UC Santa Barbara researcher who traveled to Antarctica nine times talks about adventures in new book
Bruce Luyendyk says doing research in region means being both a scientist, and explorer at the same time. His team worked 800 miles from the main base camp.
It’s one of the most hostile environments on the planet. But, a Santa Barbara’s researcher’s efforts to see if there was once an eighth continent took him to Antarctica nine times.
"It's kind of escaping to a different world," said Bruce Luyendyk, who was a geophysicist and oceanographer who was a researcher at UC Santa Barbara for decades. He's now a professor emeritus. "It was kind of like being in outer space, with air."
His theory about the eighth continent took him to the Antarctic, as well as to the depths of the southwest Pacific. The idea is that New Zealand is the top of a submerged continent which broke away from Antarctica.
To support his research, it meant going on a series of amazing journeys to one of the most remote areas of the planet.
"There were six of us (on the expeditions), but we had to function as one," said the researcher. "We were 800 miles from the base station at McMurdo, so we were way beyond helicopter rescue range...we were totally on our own."
Luyendyk admits that before he went for the first time, he was skeptical of some of the stories he heard about being there. "People would tell me stories about how hard it was before I went, and I would think there was a little bit of fudging. And then I got there, I figured out nobody is making anything up. It's all true. You don't need to make up a story...it's so hard to work there."
Getting there was a story in itself. He would take a commercial flight from Santa Barbara to New Zealand. A military plane would take them from New Zealand to McMurdo Station. Then, a military transport plane with skis for landing gear would fly them the 800 miles to the research area, where they would work for the next six weeks.
He said they found evidence to back the theories about the land where New Zealand is located splitting away from Antarctica, to create a new continent that's virtually all underwater.
And, thanks to some of his graduate students, he even has a mountain named after him. They were camped during an unnamed peak designated as 1070 when a big blizzard hit. They were stuck there for days. The graduate students went through the process to get the mountain named after the researcher. He said it's about the size of the Santa Ynez Mountain range, above the Santa Barbara area.

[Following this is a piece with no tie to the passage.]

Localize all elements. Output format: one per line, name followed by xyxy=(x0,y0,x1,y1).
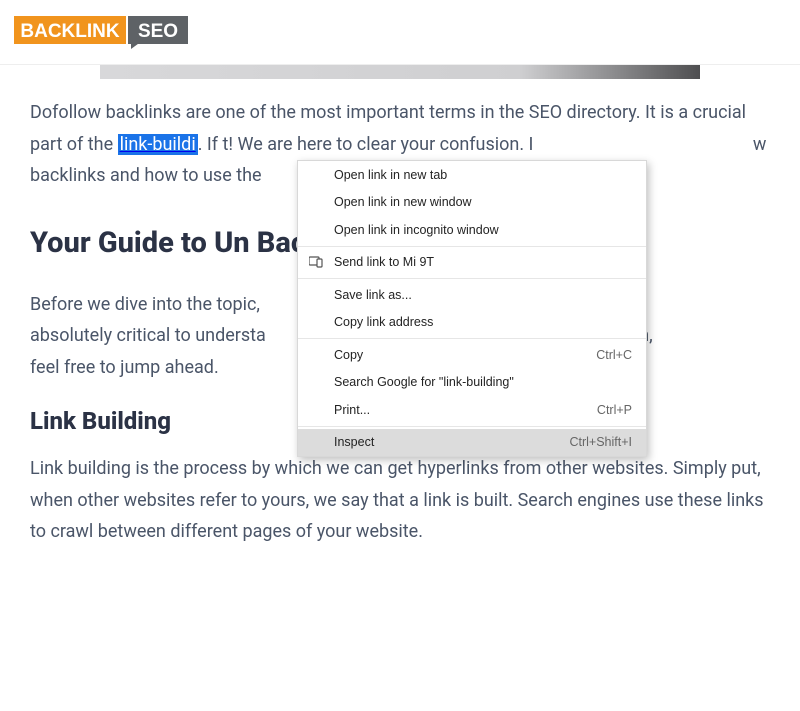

He’s a part of a number of scientific papers about geological and environmental research. But, his latest writing project is decidedly unscientific. It’s a new book called Mighty Bad Land, which looks at his first expedition to Antarctica.
"The focus of the book is about the human experience of doing this first expedition. There were things that were frightening," said Luyendyk. "Living in a two person tent during a blizzard that goes on for days. That's a scary experience. You lose your tent, and you could be dead."
The Santa Barbara researcher said yes, there was also a certain amount of danger involved. But, he notes there's danger every day, like driving a car from Santa Barbara to Ventura. He said you learned to be careful, and prepared for anything.
Luyendyk aside from the science, the experience was incredible. He said the beauty, and solitude of the continent was amazing. "The place is sublime, and the beauty is untouched. It's a powerful, emotional experience,"
Bruce Luyendyk will do a book signing for his new book from 1-3 p.m. Saturday, July 8 at the Barnes and Noble store at 4820 Telephone Road in Ventura.